Donilon is a chief architect, as he has been of Biden’s message not just in this campaign but most of his previous campaigns. He’s working alongside Vinay Reddy, Biden’s director of speechwriting, who worked for Biden when he was vice president.

Biden’s challenge will be reaching the voters who are still staunchly behind President Donald Trump. He told NBC’s Kristen Welker during the last presidential debate that, if elected, he would use his address to say, “I’m an American President. I represent all of you, whether you voted for me or against me, and I’m going to make sure that you’re represented.”

Aides say Biden will likely end on a similar note that he has highlighted in almost every speech he has given for the past six months: there is nothing Americans cannot do in spite of these challenges if Americans do it together.
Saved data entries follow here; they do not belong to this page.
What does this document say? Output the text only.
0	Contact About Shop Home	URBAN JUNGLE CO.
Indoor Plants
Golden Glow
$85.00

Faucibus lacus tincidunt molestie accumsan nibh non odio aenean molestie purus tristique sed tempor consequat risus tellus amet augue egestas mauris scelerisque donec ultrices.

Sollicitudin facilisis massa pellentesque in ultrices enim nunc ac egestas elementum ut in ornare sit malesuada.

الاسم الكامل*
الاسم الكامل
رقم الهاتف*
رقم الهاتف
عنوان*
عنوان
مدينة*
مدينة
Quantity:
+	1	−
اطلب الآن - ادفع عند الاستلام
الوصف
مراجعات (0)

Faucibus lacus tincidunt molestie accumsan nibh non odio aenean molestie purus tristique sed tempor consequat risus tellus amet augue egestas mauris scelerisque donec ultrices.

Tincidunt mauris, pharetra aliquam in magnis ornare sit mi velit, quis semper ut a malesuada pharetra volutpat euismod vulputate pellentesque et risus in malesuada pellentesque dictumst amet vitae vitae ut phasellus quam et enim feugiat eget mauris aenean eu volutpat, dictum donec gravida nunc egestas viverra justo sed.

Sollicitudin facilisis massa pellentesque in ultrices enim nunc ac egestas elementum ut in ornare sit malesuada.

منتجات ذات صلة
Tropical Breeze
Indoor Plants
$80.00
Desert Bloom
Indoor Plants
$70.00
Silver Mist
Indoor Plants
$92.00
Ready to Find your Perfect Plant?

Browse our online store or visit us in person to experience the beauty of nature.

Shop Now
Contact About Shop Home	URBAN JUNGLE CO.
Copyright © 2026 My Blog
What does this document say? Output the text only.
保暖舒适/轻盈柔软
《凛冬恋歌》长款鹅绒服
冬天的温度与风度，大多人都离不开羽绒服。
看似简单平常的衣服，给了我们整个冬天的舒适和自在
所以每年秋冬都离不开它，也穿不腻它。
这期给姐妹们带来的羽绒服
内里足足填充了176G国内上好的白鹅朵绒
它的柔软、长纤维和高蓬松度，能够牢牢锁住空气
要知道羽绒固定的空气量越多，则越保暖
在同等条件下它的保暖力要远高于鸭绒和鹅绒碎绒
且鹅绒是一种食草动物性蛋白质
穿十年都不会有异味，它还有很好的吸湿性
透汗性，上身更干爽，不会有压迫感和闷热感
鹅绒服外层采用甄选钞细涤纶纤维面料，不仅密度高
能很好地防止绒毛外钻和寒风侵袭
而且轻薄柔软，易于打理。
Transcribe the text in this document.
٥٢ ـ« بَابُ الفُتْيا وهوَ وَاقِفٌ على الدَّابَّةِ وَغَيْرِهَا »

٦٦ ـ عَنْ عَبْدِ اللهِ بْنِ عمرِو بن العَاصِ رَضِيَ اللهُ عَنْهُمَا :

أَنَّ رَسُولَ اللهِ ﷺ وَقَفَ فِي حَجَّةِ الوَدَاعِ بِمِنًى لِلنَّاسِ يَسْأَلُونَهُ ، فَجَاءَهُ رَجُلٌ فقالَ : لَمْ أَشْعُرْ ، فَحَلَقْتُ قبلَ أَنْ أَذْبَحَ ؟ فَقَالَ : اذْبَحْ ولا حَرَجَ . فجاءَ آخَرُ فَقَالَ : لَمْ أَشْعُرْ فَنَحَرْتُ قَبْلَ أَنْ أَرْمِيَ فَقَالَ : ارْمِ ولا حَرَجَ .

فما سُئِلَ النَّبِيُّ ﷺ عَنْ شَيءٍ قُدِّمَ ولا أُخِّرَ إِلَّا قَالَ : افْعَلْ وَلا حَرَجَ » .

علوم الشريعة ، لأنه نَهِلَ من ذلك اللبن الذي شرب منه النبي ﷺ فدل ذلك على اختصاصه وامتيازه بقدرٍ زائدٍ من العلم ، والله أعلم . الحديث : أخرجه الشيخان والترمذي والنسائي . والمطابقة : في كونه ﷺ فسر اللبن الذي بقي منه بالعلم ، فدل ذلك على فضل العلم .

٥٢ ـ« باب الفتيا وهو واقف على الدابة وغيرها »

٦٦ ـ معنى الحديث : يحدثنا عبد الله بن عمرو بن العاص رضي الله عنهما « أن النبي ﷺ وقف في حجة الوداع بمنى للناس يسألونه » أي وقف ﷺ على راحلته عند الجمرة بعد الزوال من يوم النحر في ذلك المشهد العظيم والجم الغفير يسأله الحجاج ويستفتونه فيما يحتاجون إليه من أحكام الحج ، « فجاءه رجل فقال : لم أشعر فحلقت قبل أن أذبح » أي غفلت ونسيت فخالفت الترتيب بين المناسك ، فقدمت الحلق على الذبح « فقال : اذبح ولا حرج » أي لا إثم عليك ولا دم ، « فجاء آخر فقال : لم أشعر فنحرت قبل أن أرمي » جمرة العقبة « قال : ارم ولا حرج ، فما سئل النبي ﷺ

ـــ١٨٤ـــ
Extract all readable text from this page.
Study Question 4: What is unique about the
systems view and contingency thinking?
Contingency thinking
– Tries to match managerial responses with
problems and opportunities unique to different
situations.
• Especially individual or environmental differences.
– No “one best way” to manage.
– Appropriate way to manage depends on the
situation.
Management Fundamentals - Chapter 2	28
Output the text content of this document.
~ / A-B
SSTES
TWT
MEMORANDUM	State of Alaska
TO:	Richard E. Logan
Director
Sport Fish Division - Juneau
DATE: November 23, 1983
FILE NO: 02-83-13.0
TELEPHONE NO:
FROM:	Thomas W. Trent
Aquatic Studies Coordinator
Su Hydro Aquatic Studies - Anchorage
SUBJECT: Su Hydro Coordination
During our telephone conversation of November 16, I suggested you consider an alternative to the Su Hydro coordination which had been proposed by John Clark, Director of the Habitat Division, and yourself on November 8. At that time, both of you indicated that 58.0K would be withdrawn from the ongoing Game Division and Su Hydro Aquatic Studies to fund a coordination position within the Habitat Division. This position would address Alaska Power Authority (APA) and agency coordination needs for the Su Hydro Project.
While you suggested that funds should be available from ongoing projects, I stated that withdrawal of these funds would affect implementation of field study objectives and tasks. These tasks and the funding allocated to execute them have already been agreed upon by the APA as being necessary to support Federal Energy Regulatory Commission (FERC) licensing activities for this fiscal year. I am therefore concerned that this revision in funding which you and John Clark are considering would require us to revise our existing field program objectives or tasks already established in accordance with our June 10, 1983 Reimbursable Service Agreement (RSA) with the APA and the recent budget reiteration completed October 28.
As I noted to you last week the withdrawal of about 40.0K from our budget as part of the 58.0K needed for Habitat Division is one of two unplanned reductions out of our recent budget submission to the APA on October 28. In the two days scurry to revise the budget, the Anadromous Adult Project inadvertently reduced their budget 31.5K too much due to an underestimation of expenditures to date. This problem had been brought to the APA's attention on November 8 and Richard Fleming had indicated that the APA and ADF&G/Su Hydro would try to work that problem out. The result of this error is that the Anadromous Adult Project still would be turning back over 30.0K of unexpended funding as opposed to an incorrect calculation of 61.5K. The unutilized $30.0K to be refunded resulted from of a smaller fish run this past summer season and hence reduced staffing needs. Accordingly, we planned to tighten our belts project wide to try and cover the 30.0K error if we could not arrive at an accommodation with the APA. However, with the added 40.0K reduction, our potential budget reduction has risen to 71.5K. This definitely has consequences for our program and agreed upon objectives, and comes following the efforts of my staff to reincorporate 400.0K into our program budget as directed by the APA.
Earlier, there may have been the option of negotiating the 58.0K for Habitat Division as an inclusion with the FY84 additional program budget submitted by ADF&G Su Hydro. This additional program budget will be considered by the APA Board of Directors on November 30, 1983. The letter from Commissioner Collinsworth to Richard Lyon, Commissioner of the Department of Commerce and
In an interview on Sunday with ABC’s “This Week,” incoming White House Communications Director Kate Bedingfield said the speech “will be a reflection of a lot of what you heard from him on the campaign trail, which is that he believes we can bring this country together. He believes that we have to bring this country together, that a unified America is the only way that we’re going to be able to tackle the massive crises that we’re grappling with.”

She added, “I think you can expect that this will be a moment where President-elect Biden will really work to try to turn the page on the divisiveness and the hatred over the last four years and really lay out a positive, optimistic vision for the country, and lay out a way — lay out a path forward that really calls on all of us to work together.”